Mais voilà que trois décennies plus tard, face à la recrudescence des anthologies fantastiques en tout genre – remises au goût du jour par le succès de la novatrice Black Mirror -, Apple TV+ remet la main sur la licence Amazing Stories, Spielberg reprenant sa casquette de producteur exécutif. Le résultat est-il plus convaincant que la décevante relecture de The Twilight Zone par Jordan Peele l’an dernier ? Nous n’avons pu voir que le quatrième épisode de cette nouvelle mouture, The Cellar, le seul mis à disposition par Apple avant le lancement de la série. Malheureusement, la première impression n’est pas très bonne. Certes le générique, qui reprend le thème de l’original signé John Williams, ainsi que la typographie jaune et cartoonesque de son titre, garde de son charme suranné. Mais très vite, la différence saute aux yeux : emboîtant le pas à la nouvelle Twilight Zone, la version 2020 d’Amazing Stories est partie pour adopter un format 52 minutes, en rupture avec le traditionnel 26 minutes des anthologies classiques.

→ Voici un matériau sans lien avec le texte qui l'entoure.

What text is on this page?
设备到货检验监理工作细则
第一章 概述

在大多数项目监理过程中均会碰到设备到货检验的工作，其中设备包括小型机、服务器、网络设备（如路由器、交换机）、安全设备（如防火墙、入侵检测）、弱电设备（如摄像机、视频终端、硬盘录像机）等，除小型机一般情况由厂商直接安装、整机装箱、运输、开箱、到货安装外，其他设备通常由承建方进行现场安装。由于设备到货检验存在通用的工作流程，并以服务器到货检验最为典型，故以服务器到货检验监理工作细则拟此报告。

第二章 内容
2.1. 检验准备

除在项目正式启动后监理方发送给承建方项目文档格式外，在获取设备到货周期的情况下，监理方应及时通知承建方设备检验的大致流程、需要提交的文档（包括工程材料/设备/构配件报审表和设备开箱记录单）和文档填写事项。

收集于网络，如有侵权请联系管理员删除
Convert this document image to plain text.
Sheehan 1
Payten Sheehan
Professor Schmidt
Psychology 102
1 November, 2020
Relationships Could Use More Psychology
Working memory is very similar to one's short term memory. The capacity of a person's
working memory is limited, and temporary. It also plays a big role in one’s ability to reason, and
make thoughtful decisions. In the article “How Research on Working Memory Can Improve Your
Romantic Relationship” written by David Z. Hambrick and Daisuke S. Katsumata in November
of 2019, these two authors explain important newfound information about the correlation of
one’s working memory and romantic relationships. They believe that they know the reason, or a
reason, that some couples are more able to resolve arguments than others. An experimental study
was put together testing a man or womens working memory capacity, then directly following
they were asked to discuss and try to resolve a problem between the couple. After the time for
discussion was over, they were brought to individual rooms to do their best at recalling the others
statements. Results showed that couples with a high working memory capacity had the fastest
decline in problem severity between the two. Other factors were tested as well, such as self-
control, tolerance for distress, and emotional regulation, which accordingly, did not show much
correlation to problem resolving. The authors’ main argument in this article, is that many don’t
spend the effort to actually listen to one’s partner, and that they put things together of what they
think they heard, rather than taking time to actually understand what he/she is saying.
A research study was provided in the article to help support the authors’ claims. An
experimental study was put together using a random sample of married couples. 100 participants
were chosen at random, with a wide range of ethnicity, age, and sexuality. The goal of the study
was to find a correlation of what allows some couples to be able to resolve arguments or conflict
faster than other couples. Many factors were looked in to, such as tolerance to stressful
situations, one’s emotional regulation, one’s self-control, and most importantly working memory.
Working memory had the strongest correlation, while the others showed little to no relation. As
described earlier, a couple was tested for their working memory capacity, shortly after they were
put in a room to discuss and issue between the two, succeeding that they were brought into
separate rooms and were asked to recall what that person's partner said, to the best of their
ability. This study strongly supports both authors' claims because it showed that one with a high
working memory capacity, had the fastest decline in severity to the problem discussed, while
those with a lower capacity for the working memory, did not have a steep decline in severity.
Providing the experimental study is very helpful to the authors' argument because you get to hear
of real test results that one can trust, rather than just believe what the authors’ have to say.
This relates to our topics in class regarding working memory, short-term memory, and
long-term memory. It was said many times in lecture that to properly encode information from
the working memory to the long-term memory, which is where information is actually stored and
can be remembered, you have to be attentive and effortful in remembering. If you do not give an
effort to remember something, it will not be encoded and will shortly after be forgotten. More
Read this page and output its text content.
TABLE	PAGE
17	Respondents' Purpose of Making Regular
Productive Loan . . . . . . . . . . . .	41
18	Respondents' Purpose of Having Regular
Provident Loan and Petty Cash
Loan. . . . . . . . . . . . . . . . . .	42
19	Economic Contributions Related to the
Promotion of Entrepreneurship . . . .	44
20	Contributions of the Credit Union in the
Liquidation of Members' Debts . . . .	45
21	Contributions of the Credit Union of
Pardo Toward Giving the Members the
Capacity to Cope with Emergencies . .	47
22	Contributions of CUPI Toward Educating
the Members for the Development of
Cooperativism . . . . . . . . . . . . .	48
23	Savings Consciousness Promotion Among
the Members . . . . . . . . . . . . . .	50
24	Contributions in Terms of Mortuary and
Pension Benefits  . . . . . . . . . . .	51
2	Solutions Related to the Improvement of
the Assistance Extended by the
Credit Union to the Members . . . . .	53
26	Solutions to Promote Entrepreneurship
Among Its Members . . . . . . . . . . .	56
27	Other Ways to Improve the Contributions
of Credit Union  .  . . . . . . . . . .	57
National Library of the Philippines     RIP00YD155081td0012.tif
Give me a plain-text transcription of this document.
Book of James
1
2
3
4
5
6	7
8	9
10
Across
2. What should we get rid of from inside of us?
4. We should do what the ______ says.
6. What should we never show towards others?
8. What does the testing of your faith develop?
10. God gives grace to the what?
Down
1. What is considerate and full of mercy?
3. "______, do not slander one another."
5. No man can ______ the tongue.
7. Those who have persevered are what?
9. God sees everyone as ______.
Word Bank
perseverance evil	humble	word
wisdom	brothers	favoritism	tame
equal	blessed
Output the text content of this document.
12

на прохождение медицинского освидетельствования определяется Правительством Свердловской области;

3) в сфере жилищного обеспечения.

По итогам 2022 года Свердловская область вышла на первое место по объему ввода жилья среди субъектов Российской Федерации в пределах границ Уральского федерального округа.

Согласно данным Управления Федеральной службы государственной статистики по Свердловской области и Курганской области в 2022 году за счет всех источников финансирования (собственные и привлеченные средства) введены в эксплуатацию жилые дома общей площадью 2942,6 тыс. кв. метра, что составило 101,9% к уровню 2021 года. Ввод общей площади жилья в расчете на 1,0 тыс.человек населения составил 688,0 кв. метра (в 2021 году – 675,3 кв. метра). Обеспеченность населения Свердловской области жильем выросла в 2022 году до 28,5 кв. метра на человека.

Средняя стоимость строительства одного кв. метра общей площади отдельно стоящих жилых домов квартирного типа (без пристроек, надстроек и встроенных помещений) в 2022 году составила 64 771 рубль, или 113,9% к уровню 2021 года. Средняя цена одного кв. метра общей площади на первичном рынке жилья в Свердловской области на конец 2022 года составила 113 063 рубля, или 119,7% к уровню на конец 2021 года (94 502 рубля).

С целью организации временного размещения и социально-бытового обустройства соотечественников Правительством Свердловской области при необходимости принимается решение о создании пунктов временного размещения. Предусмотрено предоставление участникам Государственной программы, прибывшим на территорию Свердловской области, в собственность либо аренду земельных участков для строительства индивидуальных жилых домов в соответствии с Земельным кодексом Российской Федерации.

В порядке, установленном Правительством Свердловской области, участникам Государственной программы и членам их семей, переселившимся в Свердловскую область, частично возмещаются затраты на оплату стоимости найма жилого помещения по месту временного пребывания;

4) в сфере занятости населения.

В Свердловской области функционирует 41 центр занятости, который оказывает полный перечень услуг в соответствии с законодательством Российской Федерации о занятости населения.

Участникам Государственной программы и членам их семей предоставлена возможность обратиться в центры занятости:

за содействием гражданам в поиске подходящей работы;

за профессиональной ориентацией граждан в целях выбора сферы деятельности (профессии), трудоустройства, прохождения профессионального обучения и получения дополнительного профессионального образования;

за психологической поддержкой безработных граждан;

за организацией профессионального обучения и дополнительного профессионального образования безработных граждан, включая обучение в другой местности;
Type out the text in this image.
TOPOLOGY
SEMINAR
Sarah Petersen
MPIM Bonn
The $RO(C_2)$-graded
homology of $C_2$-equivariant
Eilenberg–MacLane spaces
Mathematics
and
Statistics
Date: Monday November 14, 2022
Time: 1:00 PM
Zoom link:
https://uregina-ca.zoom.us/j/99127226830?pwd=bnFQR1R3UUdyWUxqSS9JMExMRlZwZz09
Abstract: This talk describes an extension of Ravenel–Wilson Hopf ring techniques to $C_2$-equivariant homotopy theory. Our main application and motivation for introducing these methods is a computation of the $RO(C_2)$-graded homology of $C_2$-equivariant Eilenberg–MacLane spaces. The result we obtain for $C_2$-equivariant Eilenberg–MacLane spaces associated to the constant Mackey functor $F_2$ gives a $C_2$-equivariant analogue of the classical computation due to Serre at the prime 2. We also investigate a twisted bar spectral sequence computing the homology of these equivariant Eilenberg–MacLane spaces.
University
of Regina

The Cellar n’offre rien de cette audace et de cette énergie foutraque
qui faisaient la singularité de l’originale

Le problème, c’est que le pitch n’est pas assez solide pour justifier la durée. Dans The Cellar, deux frères retapent une maison de campagne abandonnée quand le plus jeune des deux (Dylan O’Brien, de Teen Wolf) découvre dans la cave un baromètre permettant, les soirs de grande tempête, de voyager à travers le temps. Renvoyé un siècle dans le passé, il y fait la rencontre d’une jeune femme aperçue sur une photo dans la bâtisse cent ans plus tard. On a connu plus « amazing » comme concept… Et si la romance entre Dylan O’Brien et Victoria Pedretti (The Haunting of Hill House) fonctionne plutôt bien, l’exécution est paresseuse, étirant outre-mesure une idée de départ qui, ironie du sort, aurait mieux fonctionné avec 25 minutes de moins.

Ainsi The Cellar donne-t-il la sensation d’un spectacle générique, incapable de se démarquer du reste des productions anthologiques contemporaines. Le charme des Amazing Stories 1985 reposait sur l’influence revendiquée des pulp fictions. Les épisodes étaient parfois boiteux, voire franchement ratés, mais ils n’hésitaient pas à nous emmener dans des territoires inhabituels. Dans son épisode le plus célèbre, The Mission, Spielberg faisait même apparaître des roues de secours magiques, dessinées sur la pellicule, pour sauver un avion de la Seconde Guerre Mondiale. The Cellar n’offre rien de cette audace et de cette énergie foutraque, qui faisaient la singularité de l’originale. Il ne reste plus qu’à espérer que le reste de la saison retrouve un peu de cet esprit mal élevé.